Arnon Grunberg

Voyeur

Cooking an egg

In yesterday’s Herald Tribune Pankaj Mishra reviews “Graham Greene: A life in letters”.
Graham Greene wrote in one of his letters: “The whole war is good for someone like me who has always suffered from an anxiety neurosis.” Greene refers here to the blitz on London, but anyhow I tend to agree with his self-diagnosis.
Pankaj Mishra adds: ‘Released from the white man’s burden, members of the British establishment were free to be adventurers and voyeurs.
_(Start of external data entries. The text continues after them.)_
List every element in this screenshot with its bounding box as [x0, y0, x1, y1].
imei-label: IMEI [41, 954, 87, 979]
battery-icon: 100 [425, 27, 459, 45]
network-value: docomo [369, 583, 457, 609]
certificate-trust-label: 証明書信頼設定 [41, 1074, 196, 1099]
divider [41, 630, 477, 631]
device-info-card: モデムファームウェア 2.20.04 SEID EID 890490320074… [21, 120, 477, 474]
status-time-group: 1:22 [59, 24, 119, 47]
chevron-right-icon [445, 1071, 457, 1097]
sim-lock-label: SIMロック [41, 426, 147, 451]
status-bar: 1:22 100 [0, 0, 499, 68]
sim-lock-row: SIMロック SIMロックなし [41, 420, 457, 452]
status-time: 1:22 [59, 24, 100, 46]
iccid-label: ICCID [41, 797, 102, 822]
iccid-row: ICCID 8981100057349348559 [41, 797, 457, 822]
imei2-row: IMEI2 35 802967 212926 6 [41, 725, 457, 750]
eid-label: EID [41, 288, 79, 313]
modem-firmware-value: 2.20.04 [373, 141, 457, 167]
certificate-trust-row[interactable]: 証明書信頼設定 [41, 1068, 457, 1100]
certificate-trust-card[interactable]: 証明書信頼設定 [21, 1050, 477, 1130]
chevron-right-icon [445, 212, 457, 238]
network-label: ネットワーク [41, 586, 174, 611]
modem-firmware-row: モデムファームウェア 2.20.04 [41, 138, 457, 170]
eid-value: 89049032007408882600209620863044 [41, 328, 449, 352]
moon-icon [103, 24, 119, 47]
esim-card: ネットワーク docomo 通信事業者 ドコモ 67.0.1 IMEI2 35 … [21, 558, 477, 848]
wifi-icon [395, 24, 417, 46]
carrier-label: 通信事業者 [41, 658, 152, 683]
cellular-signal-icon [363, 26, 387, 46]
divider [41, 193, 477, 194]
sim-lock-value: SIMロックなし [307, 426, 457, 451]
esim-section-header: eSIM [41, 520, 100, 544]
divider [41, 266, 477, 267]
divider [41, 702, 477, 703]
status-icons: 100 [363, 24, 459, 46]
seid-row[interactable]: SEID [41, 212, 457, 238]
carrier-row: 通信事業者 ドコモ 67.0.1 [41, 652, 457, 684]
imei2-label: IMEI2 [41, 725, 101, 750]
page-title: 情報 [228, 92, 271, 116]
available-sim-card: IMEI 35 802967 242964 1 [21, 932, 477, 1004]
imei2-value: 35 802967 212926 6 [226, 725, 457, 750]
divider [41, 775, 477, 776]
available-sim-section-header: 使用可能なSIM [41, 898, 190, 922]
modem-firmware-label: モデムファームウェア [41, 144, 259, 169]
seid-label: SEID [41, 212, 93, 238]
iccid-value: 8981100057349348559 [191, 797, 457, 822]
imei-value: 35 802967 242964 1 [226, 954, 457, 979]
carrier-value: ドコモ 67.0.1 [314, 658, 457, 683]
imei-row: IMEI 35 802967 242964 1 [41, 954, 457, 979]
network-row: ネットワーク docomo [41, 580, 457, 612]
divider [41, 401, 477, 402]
Greene found a post-imperial role for himself even before Britain lost its empire: a piece of luck just as good as the one that led him, through an expedient conversion to Catholicism, to the discovery of “sin” and the writing of novels that depend for their effect on the assumption — baffling, at least, to this heathen reader — that sex without religion, as Luis Buñuel once put it, is like cooking an egg without salt.’ These are memorable sentences, but perhaps Mishra is a bit too harsh on Greene.
If my recollection is right “The end of the affair” makes a convincing case for sex with God.
If the Supreme Being doesn’t allow us any carnal pleasure with Him, the least He can do is to be our Voyeur.
And sex without a voyeur might very well be compared to cooking an egg without salt.